By May 19, 2010Commentary

Pathway Genetics, a company which does direct-to-consumer genetic testing, announced that its test kits will be marketed through Walgreen’s drug stores.  Consumers will buy the kits, do a saliva swab, mail it to Pathway’s lab and then can purchase an analysis of the results.  Several companies are in this direct-to-consumer genetic testing business, with apparently mixed success.  One, 23andme, reportedly retrenched due to lower revenue than expected.  (WSJ Article) (Pathway Press Release)

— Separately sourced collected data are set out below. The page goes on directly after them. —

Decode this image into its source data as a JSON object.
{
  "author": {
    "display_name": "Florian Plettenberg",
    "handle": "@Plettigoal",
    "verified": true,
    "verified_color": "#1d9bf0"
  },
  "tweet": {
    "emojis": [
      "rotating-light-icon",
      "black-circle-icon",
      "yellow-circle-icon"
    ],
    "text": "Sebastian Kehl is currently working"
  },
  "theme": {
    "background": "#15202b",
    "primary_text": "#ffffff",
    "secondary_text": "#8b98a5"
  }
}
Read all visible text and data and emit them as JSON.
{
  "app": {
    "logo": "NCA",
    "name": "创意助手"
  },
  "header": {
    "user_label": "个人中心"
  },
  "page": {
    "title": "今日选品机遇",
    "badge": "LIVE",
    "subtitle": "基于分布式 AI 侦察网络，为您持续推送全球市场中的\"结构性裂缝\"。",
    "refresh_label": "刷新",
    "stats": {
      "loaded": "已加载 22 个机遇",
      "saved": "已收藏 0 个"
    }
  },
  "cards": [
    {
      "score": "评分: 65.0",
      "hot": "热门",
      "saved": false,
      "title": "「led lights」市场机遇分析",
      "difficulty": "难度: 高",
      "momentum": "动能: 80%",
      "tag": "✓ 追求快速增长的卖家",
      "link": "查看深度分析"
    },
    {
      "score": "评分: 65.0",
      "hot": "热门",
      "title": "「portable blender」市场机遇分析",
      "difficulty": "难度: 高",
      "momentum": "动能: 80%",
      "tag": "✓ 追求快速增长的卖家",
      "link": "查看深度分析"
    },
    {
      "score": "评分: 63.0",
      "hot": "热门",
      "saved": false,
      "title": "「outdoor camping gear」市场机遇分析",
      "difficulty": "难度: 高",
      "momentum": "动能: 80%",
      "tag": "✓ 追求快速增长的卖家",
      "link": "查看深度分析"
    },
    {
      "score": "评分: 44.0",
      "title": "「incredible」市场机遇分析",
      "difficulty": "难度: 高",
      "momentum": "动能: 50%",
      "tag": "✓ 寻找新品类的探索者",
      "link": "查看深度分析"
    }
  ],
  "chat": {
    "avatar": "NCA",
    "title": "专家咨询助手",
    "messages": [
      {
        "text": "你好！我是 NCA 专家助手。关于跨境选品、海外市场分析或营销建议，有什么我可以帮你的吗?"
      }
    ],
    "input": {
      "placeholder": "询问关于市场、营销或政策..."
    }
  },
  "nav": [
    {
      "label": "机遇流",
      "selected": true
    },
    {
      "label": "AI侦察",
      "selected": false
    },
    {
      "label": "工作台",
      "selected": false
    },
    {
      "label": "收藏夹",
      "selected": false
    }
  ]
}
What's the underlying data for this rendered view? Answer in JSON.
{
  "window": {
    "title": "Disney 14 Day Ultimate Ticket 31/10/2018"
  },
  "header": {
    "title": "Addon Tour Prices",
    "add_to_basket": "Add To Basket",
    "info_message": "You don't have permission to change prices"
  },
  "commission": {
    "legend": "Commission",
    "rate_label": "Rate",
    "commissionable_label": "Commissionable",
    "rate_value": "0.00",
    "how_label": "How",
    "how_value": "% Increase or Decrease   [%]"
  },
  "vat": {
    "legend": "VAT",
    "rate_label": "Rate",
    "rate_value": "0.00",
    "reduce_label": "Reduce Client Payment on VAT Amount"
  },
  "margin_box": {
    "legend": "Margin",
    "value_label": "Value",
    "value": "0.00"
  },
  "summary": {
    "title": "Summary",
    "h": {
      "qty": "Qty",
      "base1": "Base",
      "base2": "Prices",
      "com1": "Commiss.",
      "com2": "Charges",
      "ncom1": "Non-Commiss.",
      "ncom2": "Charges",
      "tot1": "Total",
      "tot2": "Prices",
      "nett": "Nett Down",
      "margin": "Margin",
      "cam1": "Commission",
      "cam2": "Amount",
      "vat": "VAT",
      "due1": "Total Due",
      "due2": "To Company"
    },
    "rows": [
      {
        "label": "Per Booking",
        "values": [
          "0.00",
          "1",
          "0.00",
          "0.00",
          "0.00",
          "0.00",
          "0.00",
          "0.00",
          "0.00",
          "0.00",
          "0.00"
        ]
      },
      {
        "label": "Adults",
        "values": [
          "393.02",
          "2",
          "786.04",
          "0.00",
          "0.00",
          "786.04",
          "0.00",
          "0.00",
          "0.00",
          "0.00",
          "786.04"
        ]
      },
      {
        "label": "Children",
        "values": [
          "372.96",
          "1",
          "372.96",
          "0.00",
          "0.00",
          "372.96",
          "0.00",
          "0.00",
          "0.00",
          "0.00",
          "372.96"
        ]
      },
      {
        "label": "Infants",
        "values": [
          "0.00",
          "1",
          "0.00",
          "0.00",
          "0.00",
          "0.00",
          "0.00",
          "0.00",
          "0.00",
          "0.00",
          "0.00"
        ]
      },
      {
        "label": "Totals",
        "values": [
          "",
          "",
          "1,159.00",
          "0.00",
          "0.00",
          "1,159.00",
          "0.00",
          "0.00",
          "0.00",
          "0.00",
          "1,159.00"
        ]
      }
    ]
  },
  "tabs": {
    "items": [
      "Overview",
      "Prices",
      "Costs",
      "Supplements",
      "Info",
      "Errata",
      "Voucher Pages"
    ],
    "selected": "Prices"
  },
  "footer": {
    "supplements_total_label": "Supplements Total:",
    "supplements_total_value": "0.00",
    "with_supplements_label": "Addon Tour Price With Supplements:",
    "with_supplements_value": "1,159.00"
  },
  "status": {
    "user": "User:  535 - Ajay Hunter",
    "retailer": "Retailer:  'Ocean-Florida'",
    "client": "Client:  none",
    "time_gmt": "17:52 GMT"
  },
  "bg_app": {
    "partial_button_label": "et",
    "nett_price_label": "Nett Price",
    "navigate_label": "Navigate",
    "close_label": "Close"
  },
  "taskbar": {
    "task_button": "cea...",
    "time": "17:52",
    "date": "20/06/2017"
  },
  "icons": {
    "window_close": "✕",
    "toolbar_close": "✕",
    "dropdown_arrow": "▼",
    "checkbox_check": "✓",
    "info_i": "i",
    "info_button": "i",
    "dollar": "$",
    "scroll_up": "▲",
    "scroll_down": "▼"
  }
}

The FDA, however, thinks that the Pathway tests may need to go through the agency’s regulatory process and made a public statement that the company had not done so.  (FDA Article) Walgreens responded by saying it didn’t think clearance was needed, saying the tests are similar to other home diagnostic tests it sells like pregnancy tests and drug tests.  Pathway said FDA approval wasn’t needed because the tests are not used for the diagnosis or treatment of a disease.  Both companies seem to be on thin ice.  Pathway’s own press release states that the “information is critical for making well-informed health and wellness decisions.”  The sole purpose of these tests is to identify potential health risks, which sounds very diagnosy.  And genetic tests for disease propensity are very different from a test which just tells you if you are pregnant or not or if someone is using drugs.  As of now, Walgreens has delayed sales pending resolution of the FDA issues.  The test kits also will not be sold in New York State, because it has clearly identified these as medical tests which are regulated.  A

Pathway obviously was looking for a large distribution channel.  Walgreens presumably sees this as another leg of its growing set of health services, buttressed by the core pharmacy business and the in-store clinics.  But genetic tests have raised many concerns, particularly when sold directly to consumers.  Expecting consumers to know how to interpret and use the results of these tests is unrealistic and they should only be offered in the context of expert medical advice.  Stronger FDA regulation is inevitable.